Perlakuan tanah tersebut dinyatakan memiliki daya sangga yang tinggi dapat
dilihat dari selisih atau simpangan yang dihasilkan dari setiap perlakuan HCl dan
NaOH yang memiliki nilai simpangan terendah. Daya sangga tanah merupakan
kemampuan tanah dalam mempertahankan kondisi pH tanah dari gangguan
maupun perubahan yang disebabkan oleh penambahan asam maupun basa dimana
ion OH- yang akan dinetralisir oleh ion H + sehingga membentuk air (Nyarko,
2012). Pada tanah yang memiliki daya sanggah yang tinggi ini pula terdapat
kandungan bahan organik yang tinggi pula (dapat dilihat dari tabel hasil), daya
sanggah tanah juga memiliki hubungan dengan tekstur tanah serta nilai KTK
tanah (Mariana, 2011).

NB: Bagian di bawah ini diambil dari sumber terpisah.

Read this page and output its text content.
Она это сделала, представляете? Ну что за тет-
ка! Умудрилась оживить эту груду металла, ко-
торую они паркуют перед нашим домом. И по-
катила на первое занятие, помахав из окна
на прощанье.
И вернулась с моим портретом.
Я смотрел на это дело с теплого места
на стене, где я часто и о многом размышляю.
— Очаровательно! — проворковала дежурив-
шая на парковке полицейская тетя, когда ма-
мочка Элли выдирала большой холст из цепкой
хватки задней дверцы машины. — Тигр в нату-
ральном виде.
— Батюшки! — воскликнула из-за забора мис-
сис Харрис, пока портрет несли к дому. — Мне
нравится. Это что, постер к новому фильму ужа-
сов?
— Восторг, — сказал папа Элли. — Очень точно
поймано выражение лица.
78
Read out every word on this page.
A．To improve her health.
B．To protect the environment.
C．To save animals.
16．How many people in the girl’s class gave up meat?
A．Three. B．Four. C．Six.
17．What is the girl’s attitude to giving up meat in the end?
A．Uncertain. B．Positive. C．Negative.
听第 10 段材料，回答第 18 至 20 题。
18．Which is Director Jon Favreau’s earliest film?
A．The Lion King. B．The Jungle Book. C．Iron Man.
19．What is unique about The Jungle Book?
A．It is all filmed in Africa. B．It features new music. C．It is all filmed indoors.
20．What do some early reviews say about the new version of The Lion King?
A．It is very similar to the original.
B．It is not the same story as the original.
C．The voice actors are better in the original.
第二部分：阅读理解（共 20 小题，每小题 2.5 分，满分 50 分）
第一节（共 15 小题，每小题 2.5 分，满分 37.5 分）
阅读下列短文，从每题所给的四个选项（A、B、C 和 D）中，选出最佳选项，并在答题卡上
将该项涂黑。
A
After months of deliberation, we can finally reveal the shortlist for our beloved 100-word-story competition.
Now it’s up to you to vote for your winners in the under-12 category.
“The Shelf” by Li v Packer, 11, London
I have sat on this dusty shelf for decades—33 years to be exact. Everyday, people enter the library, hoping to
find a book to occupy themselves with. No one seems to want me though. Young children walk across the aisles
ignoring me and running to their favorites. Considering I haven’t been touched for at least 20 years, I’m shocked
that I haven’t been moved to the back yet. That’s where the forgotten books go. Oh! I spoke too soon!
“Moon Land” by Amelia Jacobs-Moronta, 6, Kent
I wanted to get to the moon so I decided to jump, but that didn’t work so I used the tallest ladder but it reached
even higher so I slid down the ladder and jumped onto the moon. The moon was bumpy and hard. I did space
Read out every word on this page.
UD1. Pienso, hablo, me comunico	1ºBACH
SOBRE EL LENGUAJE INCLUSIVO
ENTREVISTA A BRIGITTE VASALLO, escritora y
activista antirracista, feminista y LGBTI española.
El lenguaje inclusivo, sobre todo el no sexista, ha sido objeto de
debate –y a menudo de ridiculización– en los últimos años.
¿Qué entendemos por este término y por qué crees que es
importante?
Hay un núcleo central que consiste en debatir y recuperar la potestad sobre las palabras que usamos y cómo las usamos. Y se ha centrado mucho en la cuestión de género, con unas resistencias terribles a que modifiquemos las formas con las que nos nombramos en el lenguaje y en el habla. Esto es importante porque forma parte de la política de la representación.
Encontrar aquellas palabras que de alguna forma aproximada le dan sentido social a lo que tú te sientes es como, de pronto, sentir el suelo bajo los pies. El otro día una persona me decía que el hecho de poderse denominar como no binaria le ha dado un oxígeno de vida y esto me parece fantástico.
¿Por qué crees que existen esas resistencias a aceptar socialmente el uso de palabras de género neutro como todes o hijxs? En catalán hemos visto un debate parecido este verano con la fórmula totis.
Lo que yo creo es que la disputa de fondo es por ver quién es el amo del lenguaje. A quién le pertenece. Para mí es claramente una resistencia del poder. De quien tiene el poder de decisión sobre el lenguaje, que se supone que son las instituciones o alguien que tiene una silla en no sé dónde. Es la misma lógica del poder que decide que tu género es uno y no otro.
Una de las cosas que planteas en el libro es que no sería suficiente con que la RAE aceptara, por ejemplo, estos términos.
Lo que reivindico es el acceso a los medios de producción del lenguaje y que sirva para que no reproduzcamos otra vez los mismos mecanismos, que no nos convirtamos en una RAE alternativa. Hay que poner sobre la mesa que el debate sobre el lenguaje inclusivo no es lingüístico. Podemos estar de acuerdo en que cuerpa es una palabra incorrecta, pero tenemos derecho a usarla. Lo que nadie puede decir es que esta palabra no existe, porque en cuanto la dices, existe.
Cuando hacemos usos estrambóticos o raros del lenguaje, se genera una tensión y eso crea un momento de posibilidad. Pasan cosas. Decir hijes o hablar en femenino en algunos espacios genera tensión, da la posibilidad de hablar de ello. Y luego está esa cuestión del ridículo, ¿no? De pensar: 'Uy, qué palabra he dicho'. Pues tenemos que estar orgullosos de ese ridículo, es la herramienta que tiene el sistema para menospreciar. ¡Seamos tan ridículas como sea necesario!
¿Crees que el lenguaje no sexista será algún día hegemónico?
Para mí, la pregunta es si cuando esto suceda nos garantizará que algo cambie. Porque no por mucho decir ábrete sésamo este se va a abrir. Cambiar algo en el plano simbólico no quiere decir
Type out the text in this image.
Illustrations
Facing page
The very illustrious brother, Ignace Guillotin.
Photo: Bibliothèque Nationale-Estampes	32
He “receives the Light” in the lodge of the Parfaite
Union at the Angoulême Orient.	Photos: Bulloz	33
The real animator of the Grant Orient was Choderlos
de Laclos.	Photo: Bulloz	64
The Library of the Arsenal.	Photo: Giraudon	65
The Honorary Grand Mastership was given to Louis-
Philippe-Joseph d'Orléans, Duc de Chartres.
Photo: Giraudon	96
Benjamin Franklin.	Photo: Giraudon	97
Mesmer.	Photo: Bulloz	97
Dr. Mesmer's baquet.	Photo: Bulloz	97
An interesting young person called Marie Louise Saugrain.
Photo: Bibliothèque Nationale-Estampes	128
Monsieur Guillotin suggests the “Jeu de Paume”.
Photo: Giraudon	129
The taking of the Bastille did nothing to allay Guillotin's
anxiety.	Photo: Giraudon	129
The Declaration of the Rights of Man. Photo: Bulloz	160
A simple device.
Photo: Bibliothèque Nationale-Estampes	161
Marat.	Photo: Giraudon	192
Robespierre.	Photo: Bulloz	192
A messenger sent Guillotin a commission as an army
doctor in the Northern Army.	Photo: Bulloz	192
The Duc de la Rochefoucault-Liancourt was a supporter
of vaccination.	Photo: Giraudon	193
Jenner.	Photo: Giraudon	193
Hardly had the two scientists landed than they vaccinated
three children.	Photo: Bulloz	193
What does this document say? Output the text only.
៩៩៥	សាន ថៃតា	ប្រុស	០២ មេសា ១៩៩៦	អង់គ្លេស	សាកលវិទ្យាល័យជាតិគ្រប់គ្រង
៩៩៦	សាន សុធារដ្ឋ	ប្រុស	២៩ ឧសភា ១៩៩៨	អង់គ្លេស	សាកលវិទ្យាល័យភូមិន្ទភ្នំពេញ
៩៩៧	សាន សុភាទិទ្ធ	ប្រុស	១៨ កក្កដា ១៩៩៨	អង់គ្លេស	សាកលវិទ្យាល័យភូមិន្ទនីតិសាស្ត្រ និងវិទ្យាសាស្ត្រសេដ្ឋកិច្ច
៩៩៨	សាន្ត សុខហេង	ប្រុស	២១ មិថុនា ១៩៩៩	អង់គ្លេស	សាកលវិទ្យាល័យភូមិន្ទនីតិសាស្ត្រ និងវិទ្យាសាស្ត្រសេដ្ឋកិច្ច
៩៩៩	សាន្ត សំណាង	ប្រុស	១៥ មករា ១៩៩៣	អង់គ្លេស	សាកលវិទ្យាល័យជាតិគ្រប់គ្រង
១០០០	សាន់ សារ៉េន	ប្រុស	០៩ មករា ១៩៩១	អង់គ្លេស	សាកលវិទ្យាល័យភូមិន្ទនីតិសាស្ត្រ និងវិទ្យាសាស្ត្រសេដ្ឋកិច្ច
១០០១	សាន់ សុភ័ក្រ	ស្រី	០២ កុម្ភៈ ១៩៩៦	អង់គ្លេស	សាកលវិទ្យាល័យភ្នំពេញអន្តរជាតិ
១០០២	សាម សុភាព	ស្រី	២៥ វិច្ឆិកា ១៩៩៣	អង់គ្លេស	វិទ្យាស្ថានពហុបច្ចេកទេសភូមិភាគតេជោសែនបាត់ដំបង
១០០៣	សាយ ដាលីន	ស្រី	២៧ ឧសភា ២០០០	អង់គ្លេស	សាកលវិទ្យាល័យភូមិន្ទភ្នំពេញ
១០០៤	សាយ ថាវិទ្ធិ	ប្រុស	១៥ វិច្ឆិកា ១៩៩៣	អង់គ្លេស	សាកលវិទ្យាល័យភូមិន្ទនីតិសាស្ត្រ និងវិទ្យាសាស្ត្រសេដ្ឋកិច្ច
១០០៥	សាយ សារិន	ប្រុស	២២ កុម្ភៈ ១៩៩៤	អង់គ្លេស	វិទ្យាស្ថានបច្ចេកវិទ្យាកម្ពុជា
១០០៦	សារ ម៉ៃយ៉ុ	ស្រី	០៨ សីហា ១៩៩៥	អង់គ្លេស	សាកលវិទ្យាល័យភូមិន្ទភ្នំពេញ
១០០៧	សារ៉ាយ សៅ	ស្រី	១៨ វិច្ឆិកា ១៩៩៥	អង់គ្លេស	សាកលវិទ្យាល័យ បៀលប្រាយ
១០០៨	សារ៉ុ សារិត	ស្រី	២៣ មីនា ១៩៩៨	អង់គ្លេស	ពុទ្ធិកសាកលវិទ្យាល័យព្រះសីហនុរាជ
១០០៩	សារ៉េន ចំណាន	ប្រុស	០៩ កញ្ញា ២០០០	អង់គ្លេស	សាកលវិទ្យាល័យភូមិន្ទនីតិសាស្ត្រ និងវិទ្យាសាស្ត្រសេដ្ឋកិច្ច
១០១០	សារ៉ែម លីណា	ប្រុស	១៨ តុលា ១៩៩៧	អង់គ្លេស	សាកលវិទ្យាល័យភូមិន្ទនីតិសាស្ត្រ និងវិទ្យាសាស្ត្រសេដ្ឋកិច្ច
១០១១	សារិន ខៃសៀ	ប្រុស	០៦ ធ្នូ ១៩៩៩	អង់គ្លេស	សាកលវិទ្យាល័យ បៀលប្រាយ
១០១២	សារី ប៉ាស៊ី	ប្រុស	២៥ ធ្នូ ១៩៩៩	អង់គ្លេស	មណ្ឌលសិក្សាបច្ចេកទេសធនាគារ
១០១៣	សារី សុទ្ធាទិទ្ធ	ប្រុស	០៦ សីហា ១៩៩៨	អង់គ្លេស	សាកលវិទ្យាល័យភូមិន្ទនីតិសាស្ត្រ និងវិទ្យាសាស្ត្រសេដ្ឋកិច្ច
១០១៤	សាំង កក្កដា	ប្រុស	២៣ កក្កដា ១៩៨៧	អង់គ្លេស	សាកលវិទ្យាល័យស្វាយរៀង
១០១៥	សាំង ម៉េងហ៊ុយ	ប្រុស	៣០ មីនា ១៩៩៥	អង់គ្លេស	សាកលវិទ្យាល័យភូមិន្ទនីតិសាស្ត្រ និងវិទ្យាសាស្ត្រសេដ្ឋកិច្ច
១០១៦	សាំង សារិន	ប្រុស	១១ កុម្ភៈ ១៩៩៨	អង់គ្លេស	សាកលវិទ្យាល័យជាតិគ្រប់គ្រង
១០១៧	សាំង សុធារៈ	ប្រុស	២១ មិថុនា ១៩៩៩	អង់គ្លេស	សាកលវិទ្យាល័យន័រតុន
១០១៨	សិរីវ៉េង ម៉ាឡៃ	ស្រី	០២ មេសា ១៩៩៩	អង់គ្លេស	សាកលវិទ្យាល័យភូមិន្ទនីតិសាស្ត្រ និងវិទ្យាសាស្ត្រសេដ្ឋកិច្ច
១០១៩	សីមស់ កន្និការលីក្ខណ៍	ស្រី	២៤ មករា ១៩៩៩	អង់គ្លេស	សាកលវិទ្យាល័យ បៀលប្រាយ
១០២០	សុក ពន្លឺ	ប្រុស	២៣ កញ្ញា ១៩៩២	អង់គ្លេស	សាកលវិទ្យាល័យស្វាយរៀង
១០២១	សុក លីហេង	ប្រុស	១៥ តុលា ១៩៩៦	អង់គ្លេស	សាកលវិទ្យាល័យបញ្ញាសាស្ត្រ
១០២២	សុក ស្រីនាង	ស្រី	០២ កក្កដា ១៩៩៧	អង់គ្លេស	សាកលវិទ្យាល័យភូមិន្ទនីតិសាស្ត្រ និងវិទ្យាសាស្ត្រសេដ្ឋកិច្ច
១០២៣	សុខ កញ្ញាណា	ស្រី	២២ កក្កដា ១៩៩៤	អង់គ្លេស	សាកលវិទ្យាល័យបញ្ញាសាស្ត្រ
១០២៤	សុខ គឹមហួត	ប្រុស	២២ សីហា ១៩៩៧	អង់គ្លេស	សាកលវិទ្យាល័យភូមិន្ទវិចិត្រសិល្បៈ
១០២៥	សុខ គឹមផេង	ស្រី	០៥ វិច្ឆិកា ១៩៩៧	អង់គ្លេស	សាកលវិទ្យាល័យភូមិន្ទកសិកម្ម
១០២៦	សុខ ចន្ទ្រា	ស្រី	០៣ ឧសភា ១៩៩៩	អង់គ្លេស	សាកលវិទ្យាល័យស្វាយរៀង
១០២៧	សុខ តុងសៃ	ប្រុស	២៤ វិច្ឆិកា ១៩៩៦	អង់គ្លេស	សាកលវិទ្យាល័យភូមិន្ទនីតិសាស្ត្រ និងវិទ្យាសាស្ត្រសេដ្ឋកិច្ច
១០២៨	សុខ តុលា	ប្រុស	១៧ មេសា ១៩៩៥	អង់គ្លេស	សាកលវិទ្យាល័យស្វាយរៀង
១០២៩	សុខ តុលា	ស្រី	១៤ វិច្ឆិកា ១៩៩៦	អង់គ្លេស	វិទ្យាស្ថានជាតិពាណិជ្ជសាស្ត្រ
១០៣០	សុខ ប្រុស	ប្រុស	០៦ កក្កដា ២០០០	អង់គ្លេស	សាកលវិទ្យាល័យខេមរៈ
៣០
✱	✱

Pada tanah dengan kandungan liat tinggi maka tanah
tersebut akan memiliki daya sangga yang tinggi, mengingat liat memiliki nilai
KTK yang tinggi daripada tanah berpasir. Menghitung daya sangga tanah tidak
hanya dengan melihat kurva dan tabel saja, akan tetapi dapat juga dilakukan
perhitungan dengan melakukan perhitungan menggunakan rumus = dC/dpH.

BAB 5. KESIMPULAN DAN SARAN


5.1

Kesimpulan

1.

Nilai pH tertinggi pada perlakuan kontrol (hanya menggunakan aquadest)


terdapat pada media tanah dengan campuran urea, nilai tertinggi KTK
tanah juga terdapat pada perlakuan media tanah dengan campuran urea,
sedangkan nilai sangga tertinggi adap pada tanah yang tanpa tambahan
perlakuan apapun.

2.

Kemampuan sangga tanah tidak hanya dilihat dari pH nya saja kan tetapi
dapat dilihat dari nilai KTK, tekstur tanah serta kandungan bahan organik.

5.2

Saran
Pelaksanaan praktikum telah berjalan dengan baik namun sebaiknya lebih

dikondusifkan lagi perihal pelaksanaan praktikum guna mengefisienkan waktu


yang ada sehingga praktikum tidak berjalan terlalu lama.